03 marzo 2006

La inevitable soledad


A decir verdad, nunca formó parte de mi imaginario, estar sola. Sufrí la soledad durante la adolescencia, pero creí que todo había pasado unos años más tarde. Sin embargo, ocurrió. Los que amé hasta ahora, y todos los que me amaron, han volteado su rostro. Pienso que mirarme les resulta doloroso, una fatiga que no están dispuestos a padecer. La comodidad domina los impulsos más nobles y los torna en desasosiego, apremios que no están dispuestos a soportar quienes persisten en vivir la era indolora. Indolora e incolora. Sin sabor, sin colores, sin perfumes, el dolor es igual que la vida, nada lo diferencia de ella.
Más, me resulta imposible renunciar a la vida, mucho menos a la felicidad. La soledad suele ser una interface, un tiempo intermedio entre dos etapas, el reposo del viajero que ha emprendido un arduo viaje y no quiere detenerse; sólo alguna dificultad puede vencer su persistencia y obligarlo a hacer un alto en el camino. Tiempo de reposo, de encuentro consigo mismo. La vida se suspende, como se detiene la respiración al sumergirnos en el mar cristalino del descanso veraniego.
La soledad es sólo una tregua, un descanso. Un espacio que se abre para hallar-nos, re-encontrarnos con nosotros mismos. Ya no sufro la soledad, me ahondo en ella, me reconstruyo y espero... mejor dicho, me quedo así, sin esperar nada ni a nadie. La vida reclama un espacio y un tiempo -no cronológico sino vital- para detenerse y -como los escaladores- retomar fuerzas para continuar ganando altura. Campamento en el que se espera la aurora de un nuevo día para proseguir hacia la cumbre.

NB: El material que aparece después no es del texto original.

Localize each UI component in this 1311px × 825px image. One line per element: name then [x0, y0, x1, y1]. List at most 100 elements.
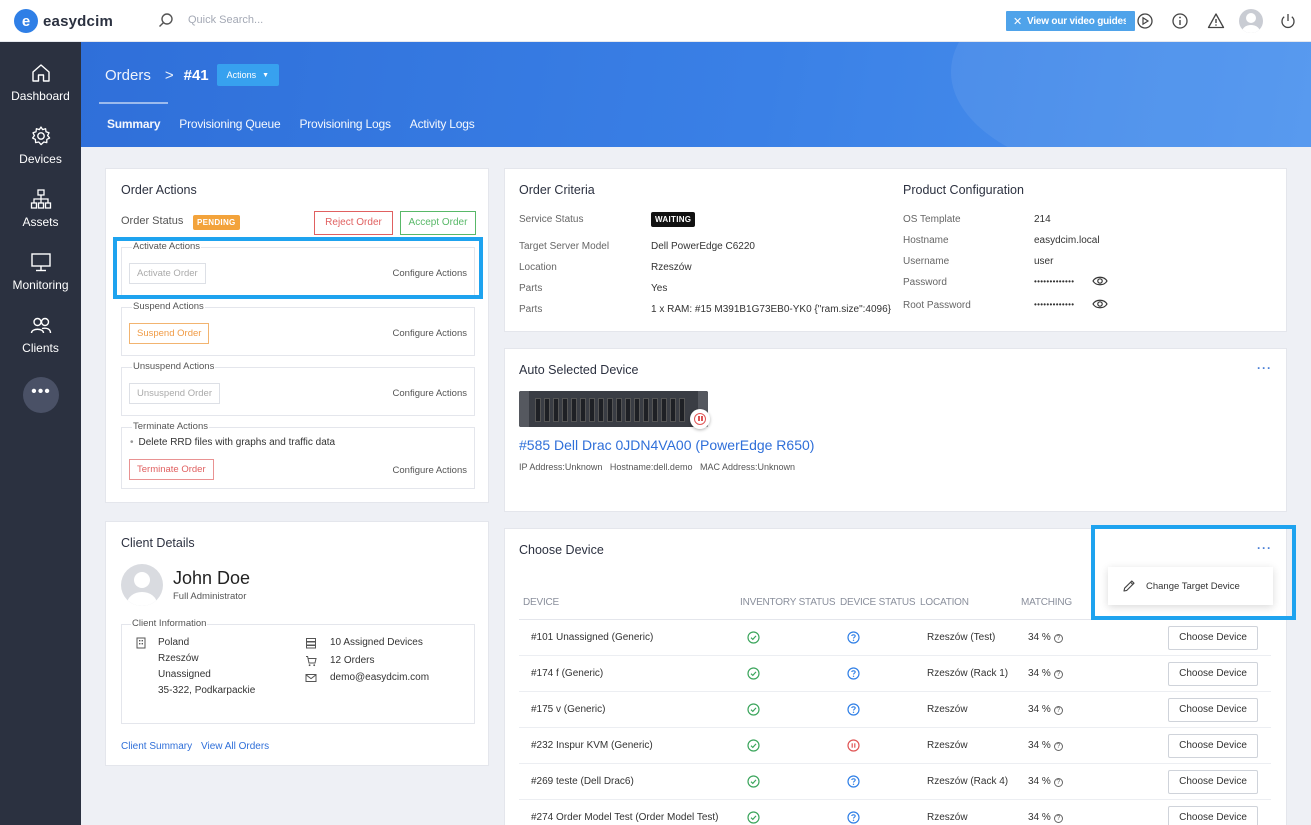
building-icon [136, 637, 146, 649]
server-icon [306, 638, 316, 649]
user-avatar[interactable] [1239, 9, 1263, 33]
config-label: Username [903, 256, 950, 267]
table-row[interactable]: #274 Order Model Test (Order Model Test)… [519, 800, 1271, 825]
accept-order-button[interactable]: Accept Order [400, 211, 476, 235]
choose-device-button[interactable]: Choose Device [1168, 806, 1258, 825]
location: Rzeszów (Rack 4) [927, 776, 1009, 787]
device-meta: IP Address:Unknown Hostname:dell.demo MA… [519, 462, 800, 472]
actions-label: Actions [226, 70, 257, 80]
actions-dropdown-button[interactable]: Actions ▼ [216, 64, 280, 86]
terminate-order-button[interactable]: Terminate Order [129, 459, 214, 480]
reject-order-button[interactable]: Reject Order [314, 211, 393, 235]
table-row[interactable]: #101 Unassigned (Generic) Rzeszów (Test)… [519, 620, 1271, 656]
home-icon [31, 64, 50, 82]
video-guides-button[interactable]: ✕ View our video guides [1006, 11, 1136, 31]
orders-count[interactable]: 12 Orders [330, 655, 375, 666]
drive-bay [670, 398, 676, 422]
choose-device-button[interactable]: Choose Device [1168, 698, 1258, 722]
matching: 34 %? [1028, 812, 1063, 823]
column-header-matching[interactable]: MATCHING [1021, 597, 1072, 608]
search-icon[interactable] [158, 12, 174, 28]
column-header-device[interactable]: DEVICE [523, 597, 560, 608]
criteria-label: Service Status [519, 214, 584, 225]
info-icon[interactable] [1171, 12, 1189, 30]
play-circle-icon[interactable] [1136, 12, 1154, 30]
change-target-device-menu-item[interactable]: Change Target Device [1108, 567, 1273, 605]
help-icon[interactable]: ? [1053, 778, 1063, 787]
activate-order-button[interactable]: Activate Order [129, 263, 206, 284]
sidebar-item-dashboard[interactable]: Dashboard [0, 62, 81, 103]
more-icon[interactable]: ••• [23, 377, 59, 413]
choose-device-button[interactable]: Choose Device [1168, 734, 1258, 758]
configure-actions-link[interactable]: Configure Actions [392, 388, 467, 399]
group-title: Unsuspend Actions [132, 361, 216, 372]
device-link[interactable]: #585 Dell Drac 0JDN4VA00 (PowerEdge R650… [519, 437, 815, 453]
server-ear [519, 391, 529, 427]
configure-actions-link[interactable]: Configure Actions [392, 268, 467, 279]
power-icon[interactable] [1279, 12, 1297, 30]
matching: 34 %? [1028, 776, 1063, 787]
close-icon[interactable]: ✕ [1013, 15, 1023, 28]
logo[interactable]: e easydcim [14, 9, 113, 33]
table-row[interactable]: #269 teste (Dell Drac6) Rzeszów (Rack 4)… [519, 764, 1271, 800]
sidebar-item-monitoring[interactable]: Monitoring [0, 251, 81, 292]
drive-bay [598, 398, 604, 422]
help-icon[interactable]: ? [1053, 706, 1063, 715]
breadcrumb-orders[interactable]: Orders [105, 66, 151, 84]
tab-provisioning-queue[interactable]: Provisioning Queue [179, 117, 281, 131]
location: Rzeszów [927, 740, 968, 751]
client-information-box: Client Information Poland Rzeszów Unassi… [121, 618, 475, 724]
table-row[interactable]: #174 f (Generic) Rzeszów (Rack 1) 34 %? … [519, 656, 1271, 692]
sidebar-item-assets[interactable]: Assets [0, 188, 81, 229]
order-criteria-title: Order Criteria [519, 183, 595, 197]
drive-bay [616, 398, 622, 422]
client-role: Full Administrator [173, 591, 247, 602]
client-email[interactable]: demo@easydcim.com [330, 672, 430, 683]
criteria-value: Dell PowerEdge C6220 [651, 241, 755, 252]
warning-icon[interactable] [1207, 12, 1225, 30]
hostname: Hostname:dell.demo [609, 462, 693, 472]
choose-device-button[interactable]: Choose Device [1168, 770, 1258, 794]
sidebar-item-clients[interactable]: Clients [0, 314, 81, 355]
configure-actions-link[interactable]: Configure Actions [392, 328, 467, 339]
highlight-change-target-device [1091, 525, 1296, 620]
configure-actions-link[interactable]: Configure Actions [392, 465, 467, 476]
table-row[interactable]: #175 v (Generic) Rzeszów 34 %? Choose De… [519, 692, 1271, 728]
eye-icon[interactable] [1092, 298, 1108, 310]
choose-device-button[interactable]: Choose Device [1168, 662, 1258, 686]
logo-icon: e [14, 9, 38, 33]
search-input[interactable] [188, 14, 348, 26]
tab-activity-logs[interactable]: Activity Logs [409, 117, 475, 131]
unsuspend-order-button[interactable]: Unsuspend Order [129, 383, 220, 404]
tab-summary[interactable]: Summary [99, 102, 169, 147]
help-icon[interactable]: ? [1053, 742, 1063, 751]
mac-address: MAC Address:Unknown [699, 462, 796, 472]
suspend-order-button[interactable]: Suspend Order [129, 323, 210, 344]
check-circle-icon [747, 811, 760, 824]
column-header-location[interactable]: LOCATION [920, 597, 969, 608]
sidebar-item-label: Monitoring [12, 278, 69, 292]
eye-icon[interactable] [1092, 275, 1108, 287]
address-region: Unassigned [158, 669, 211, 680]
activate-actions-group: Activate Actions Activate Order Configur… [121, 241, 475, 296]
more-menu-icon[interactable]: ··· [1257, 361, 1272, 375]
device-name: #175 v (Generic) [531, 704, 606, 715]
sidebar-item-label: Assets [22, 215, 59, 229]
drive-bay [544, 398, 550, 422]
logo-text: easydcim [43, 12, 113, 30]
sidebar-item-label: Devices [19, 152, 62, 166]
column-header-device-status[interactable]: DEVICE STATUS [840, 597, 916, 608]
help-icon[interactable]: ? [1053, 670, 1063, 679]
column-header-inventory-status[interactable]: INVENTORY STATUS [740, 597, 836, 608]
help-icon[interactable]: ? [1053, 814, 1063, 823]
client-summary-link[interactable]: Client Summary [121, 741, 193, 752]
assigned-devices[interactable]: 10 Assigned Devices [330, 637, 423, 648]
tab-provisioning-logs[interactable]: Provisioning Logs [299, 117, 391, 131]
sidebar-item-devices[interactable]: Devices [0, 125, 81, 166]
help-icon[interactable]: ? [1053, 634, 1063, 643]
more-menu-icon[interactable]: ··· [1257, 541, 1272, 555]
table-row[interactable]: #232 Inspur KVM (Generic) Rzeszów 34 %? … [519, 728, 1271, 764]
terminate-note: • Delete RRD files with graphs and traffi… [130, 437, 335, 448]
choose-device-button[interactable]: Choose Device [1168, 626, 1258, 650]
view-all-orders-link[interactable]: View All Orders [201, 741, 270, 752]
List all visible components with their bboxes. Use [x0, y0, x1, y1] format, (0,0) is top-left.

Escaladas y escalas, trepada y reposo, laderas escarpadas y apacible acampada. Así voy subiendo, soy montañesa al fin y al cabo, día a día, me dejo detener por la borrasca, recomienzo después de cada tormenta, espero el sol que se enciende en el horizonte del día después para desmontar el campamento y continuar trepando, aferrada a cada saliente de la ladera.
A lo lejos, veo que aquellas águilas que me han acompañado, también se detienen y esperan. Aguardan pacientemente para retomar su vuelo. Quien desea compartir el destino de las águilas no sabe de soledades, sólo de esperas.